Lawrence beat out fellow young Oscar-nominee Hailee Steinfeld (True Grit) for the role, as well as most of Hollywood's brightest young starlets. But despite the actress's proven ability to convey the steel-faced grittiness of Katniss (just look at her performance in Winter's Bone), diehard fans of the book series were vocal expressing their concerns about her casting. In a rare move, the film's director, Gary Ross, addressed those arguments directly—even relaying details of his conversations with the book's author during the casting process—in an interview with Entertainment Weekly.
On Lawrence being too old for the role:
... not only did [Hunger Games writer] Suzanne not have an issue with Jen's age, she felt you need someone of a certain maturity and power to be Katniss. This is a girl who needs to incite a revolution. We can't have an insubstantial person play her, and we can't have someone who's too young to play this. Suzanne was incredibly adamant about this. Far from being too old, she was very concerned that we would cast someone who was too young.
On Lawrence's blonde hair and alabaster skin not fitting Katniss's character description as an olive-skinned, possibly biracial brunette:
Suzanne had no issues with Jen playing the role. And she thought there was a tremendous amount of flexibility ... Jen will have dark hair in the role, but that's something movies can easily achieve ... I promise all the avid fans of The Hunger Games that we can easily deal with Jennifer's hair color.
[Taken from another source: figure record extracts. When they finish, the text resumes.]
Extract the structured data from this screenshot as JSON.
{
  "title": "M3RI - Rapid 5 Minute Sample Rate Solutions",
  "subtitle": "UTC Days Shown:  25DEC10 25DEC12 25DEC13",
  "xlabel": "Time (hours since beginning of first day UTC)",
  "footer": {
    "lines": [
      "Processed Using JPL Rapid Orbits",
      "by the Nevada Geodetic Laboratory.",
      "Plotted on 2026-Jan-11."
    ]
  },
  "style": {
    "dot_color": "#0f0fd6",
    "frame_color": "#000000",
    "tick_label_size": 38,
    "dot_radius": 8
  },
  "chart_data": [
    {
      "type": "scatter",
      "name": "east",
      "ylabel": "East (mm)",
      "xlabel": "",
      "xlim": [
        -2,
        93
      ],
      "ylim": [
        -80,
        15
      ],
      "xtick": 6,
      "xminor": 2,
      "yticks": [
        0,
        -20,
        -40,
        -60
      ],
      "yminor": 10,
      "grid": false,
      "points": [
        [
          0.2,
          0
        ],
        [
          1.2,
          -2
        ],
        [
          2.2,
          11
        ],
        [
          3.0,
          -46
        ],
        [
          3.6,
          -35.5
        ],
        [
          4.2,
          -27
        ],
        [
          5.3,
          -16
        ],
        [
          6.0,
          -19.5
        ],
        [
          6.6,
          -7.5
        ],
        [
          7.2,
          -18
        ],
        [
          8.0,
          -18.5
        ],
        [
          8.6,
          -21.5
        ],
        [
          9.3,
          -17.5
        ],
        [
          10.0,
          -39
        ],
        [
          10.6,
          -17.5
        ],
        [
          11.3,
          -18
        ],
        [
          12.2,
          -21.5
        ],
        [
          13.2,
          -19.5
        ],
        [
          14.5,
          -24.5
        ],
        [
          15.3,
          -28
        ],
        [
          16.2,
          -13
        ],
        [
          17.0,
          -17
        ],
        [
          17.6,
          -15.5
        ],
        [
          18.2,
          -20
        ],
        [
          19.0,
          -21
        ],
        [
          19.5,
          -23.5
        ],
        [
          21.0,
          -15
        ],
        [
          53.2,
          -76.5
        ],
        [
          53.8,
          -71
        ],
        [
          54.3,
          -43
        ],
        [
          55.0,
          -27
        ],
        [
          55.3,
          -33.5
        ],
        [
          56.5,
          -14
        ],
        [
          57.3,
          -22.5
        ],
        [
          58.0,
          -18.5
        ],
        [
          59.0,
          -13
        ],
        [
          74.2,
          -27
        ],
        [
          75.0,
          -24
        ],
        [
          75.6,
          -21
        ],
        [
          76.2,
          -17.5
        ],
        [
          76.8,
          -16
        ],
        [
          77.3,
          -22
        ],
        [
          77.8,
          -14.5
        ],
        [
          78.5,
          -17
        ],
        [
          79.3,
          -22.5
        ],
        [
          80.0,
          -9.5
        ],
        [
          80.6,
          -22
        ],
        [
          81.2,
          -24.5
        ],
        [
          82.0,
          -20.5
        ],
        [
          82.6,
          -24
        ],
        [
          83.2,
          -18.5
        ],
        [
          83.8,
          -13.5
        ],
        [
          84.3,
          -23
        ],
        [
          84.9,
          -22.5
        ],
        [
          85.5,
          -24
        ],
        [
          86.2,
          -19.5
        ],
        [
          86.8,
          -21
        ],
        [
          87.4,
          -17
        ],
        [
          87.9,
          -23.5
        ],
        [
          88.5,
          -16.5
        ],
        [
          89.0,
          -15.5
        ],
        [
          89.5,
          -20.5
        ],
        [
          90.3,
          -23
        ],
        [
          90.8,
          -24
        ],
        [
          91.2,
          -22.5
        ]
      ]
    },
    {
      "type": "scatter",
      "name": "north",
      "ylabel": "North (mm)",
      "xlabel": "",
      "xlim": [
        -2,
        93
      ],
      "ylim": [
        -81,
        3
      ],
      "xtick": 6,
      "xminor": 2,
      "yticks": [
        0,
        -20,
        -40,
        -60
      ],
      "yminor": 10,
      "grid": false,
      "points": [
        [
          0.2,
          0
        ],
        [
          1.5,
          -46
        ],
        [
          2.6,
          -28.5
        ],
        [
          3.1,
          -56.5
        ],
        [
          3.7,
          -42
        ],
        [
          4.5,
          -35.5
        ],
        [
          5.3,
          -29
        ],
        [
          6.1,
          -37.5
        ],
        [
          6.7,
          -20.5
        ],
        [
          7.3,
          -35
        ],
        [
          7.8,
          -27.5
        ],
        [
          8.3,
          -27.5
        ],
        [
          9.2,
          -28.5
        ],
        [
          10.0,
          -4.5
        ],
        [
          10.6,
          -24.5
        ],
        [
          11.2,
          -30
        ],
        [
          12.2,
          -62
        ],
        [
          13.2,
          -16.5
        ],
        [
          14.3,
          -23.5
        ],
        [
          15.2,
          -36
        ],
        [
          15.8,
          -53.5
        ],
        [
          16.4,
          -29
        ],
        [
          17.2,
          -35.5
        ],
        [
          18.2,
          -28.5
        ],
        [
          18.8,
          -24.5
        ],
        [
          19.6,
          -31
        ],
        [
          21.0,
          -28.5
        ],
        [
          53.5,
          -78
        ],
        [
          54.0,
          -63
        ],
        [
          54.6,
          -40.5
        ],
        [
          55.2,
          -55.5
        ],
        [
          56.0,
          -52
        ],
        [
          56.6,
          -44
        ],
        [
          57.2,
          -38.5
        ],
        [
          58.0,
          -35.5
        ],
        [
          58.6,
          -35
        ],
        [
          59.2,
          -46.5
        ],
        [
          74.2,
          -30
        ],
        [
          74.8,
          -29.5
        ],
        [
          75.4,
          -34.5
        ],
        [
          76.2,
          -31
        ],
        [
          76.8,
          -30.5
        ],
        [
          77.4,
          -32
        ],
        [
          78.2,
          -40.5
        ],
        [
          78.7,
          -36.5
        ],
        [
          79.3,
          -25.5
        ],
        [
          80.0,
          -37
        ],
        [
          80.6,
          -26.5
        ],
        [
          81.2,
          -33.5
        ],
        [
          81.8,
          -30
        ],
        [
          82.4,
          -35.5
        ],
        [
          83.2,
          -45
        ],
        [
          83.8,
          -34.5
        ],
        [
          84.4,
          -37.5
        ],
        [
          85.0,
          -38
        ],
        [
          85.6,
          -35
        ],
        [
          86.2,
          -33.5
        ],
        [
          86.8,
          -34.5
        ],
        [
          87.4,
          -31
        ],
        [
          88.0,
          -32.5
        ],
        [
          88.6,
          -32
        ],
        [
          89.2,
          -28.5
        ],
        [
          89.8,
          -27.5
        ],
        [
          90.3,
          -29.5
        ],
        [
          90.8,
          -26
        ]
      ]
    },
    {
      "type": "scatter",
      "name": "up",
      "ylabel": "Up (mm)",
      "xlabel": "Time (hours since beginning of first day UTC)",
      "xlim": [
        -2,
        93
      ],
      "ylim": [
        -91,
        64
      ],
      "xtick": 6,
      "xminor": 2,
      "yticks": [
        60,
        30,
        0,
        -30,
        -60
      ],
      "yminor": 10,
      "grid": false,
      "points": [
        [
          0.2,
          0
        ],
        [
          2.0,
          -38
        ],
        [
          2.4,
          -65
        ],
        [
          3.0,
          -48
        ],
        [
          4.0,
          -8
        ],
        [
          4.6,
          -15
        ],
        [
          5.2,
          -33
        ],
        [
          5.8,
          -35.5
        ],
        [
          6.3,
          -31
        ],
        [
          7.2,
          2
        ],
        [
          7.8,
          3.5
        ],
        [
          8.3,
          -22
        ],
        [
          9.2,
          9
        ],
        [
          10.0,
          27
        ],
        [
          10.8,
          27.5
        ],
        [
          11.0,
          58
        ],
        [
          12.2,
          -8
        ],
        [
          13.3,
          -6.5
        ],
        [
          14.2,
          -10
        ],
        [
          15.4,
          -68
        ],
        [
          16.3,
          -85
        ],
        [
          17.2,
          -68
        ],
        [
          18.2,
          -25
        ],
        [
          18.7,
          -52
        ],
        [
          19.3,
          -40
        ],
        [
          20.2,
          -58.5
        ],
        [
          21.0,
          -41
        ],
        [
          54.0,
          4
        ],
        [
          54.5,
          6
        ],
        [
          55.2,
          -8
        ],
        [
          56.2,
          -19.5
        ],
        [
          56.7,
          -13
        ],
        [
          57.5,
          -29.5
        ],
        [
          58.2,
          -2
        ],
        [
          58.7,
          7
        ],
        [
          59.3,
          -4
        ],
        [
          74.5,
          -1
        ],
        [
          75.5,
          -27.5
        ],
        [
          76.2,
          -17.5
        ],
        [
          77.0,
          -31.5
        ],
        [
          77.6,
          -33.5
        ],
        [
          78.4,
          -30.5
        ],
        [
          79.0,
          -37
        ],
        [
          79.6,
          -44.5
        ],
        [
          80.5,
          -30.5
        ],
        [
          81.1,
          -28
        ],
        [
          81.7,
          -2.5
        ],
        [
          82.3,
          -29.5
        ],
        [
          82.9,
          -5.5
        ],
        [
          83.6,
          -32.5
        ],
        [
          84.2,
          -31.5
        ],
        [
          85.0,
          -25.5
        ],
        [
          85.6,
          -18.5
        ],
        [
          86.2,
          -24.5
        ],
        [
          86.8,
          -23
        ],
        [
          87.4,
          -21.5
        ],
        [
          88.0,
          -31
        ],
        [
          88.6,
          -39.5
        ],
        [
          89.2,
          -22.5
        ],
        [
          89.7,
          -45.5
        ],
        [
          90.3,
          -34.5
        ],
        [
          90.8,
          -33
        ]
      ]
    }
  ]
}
On whether he'll pay attention to fan reactions to the casting:
I think a lot of the debate that has gone on about who Katniss is is fantastic, because people feel very passionately that their take on the character is unique and correct. But the one that I've honestly listened to the most has been Suzanne, who conjured this girl out of her own imagination. To Suzanne, Jen is the perfect realization of the character who is in her head.